Publication year - 1997
Publication title -
cancer
Language(s) - English
Resource type - Journals
SCImago Journal Rank - 3.052
H-Index - 304
eISSN - 1097-0142
pISSN - 0008-543X
DOI - 10.1002/(sici)1097-0142(19971215)80:12<2273::aid-cncr9>3.0.co;2-v
Subject(s) - medicine , lymph node , lymph , stage (stratigraphy) , lymphatic system , radiation therapy , lymphoma , abdomen , nuclear medicine , radiology , pathology , paleontology , biology
BACKGROUND A prospective multicenter trial was performed to evaluate survival, patterns of relapse, and toxicity for clinically staged patients with lymph node centroblastic‐centrocytic (cb/cc) lymphomas in Stages I‐IIIA after large extended field irradiation (EFI) or total central lymphatic irradiation (TCLI).
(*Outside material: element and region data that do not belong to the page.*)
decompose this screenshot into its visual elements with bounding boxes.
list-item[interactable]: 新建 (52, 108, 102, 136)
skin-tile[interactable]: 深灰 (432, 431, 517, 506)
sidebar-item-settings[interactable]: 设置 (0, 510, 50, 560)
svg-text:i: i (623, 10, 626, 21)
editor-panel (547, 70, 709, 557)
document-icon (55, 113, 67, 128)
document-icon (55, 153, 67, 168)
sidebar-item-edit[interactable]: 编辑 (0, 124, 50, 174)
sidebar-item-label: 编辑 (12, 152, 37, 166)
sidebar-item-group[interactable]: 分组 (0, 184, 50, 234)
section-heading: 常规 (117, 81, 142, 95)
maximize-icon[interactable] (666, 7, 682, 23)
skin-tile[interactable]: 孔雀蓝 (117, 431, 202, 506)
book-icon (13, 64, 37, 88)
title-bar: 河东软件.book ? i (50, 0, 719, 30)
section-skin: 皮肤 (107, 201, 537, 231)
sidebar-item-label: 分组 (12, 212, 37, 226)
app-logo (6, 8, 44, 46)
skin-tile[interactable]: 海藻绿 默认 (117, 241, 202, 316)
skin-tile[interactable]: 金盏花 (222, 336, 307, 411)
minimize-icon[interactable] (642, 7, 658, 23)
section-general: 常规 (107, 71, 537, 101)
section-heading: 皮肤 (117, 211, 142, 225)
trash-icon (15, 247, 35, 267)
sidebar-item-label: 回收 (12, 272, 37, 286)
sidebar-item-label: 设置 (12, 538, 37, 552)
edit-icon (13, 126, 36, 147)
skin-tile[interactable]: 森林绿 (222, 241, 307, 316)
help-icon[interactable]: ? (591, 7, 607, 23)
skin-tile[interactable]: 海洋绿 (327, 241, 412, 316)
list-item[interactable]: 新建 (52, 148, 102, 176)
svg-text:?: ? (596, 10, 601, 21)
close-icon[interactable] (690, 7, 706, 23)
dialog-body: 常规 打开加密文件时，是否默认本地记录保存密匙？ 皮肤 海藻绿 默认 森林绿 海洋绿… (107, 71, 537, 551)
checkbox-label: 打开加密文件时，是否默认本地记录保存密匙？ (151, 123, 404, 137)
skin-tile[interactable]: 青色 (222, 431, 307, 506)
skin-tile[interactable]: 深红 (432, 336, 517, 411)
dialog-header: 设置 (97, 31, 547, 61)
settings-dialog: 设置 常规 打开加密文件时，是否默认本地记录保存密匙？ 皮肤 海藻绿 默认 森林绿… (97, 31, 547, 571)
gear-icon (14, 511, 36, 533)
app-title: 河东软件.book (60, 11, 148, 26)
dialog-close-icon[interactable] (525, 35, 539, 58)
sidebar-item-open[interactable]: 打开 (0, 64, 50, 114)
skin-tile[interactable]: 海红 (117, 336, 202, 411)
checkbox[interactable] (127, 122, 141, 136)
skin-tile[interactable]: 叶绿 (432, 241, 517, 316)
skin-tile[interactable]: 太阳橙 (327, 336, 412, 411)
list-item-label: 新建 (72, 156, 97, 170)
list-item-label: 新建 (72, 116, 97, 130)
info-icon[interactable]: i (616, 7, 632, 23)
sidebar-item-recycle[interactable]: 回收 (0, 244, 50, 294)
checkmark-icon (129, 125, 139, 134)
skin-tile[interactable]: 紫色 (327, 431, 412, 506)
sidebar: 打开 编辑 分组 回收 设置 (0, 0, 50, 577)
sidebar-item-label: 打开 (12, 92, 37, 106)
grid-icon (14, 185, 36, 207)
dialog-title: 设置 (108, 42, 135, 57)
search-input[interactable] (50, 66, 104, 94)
METHODS Between January 1986 and August 1993, 117 adults with clinical Stage I‐IIIA lymph node cb/cc lymphoma (Kiel classification) were recruited. Patients in Stages I or II with mediastinal, hilar, periaortic, iliac, or mesenteric involvement and in Stage IIIA received TCLI, whereas patients with more peripherally located cb/cc lymphomas were treated with EFI. TCLI and EFI were administered to a total dose of 26 gray (Gy) with 2 Gy per daily fraction, with the exception of the whole abdomen, which was irradiated to a total dose of 25.5 Gy with 1.5 Gy per fraction. A boost of 10 Gy with 2 Gy per fraction was administered to enlarged and involved lymph nodes at the start of radiotherapy. RESULTS Sixty, 40, and 17 patients had Stage I, II, and limited IIIA disease (no bulk and less than 6 involved lymph node regions), respectively. Overall survival was 86% at 5 and 7 years; median follow‐up was 68 months. The probabilities of relapse at any site, recurrences in lymph nodes, and in‐field lymph node recurrences after TCLI were 17% in Stage I; 56%, 43%, and 40% in Stage II, respectively; and 44%, 35%, and 35% in Stage IIIA, respectively. The risk of disseminated extralymphatic relapses was 9% at 7 years. The most important adverse prognostic factor for in‐field lymph node recurrences was a deviation of >20% from the assigned total radiation dose. After EFI, patients in Stage I had a significantly lower risk of recurrences in adjuvant irradiated lymph node regions than in unirradiated lymph node regions. Acute toxicity of EFI and TCLI was moderate. CONCLUSIONS In‐field lymph node recurrences remained the main risk after TCLI, and a deviation of >20% from the assigned radiation dose was the major risk factor for in‐field recurrences. From these data, a total dose of 40‐44 Gy in conventional fractionation for the treatment of macroscopic cb/cc lymphomas and 30 Gy for the treatment of subclinical disease is recommended. A randomized study comparing TCLI with EFI is now being organized by this group. Cancer 1997; 80:2273‐84. © 1997 American Cancer Society.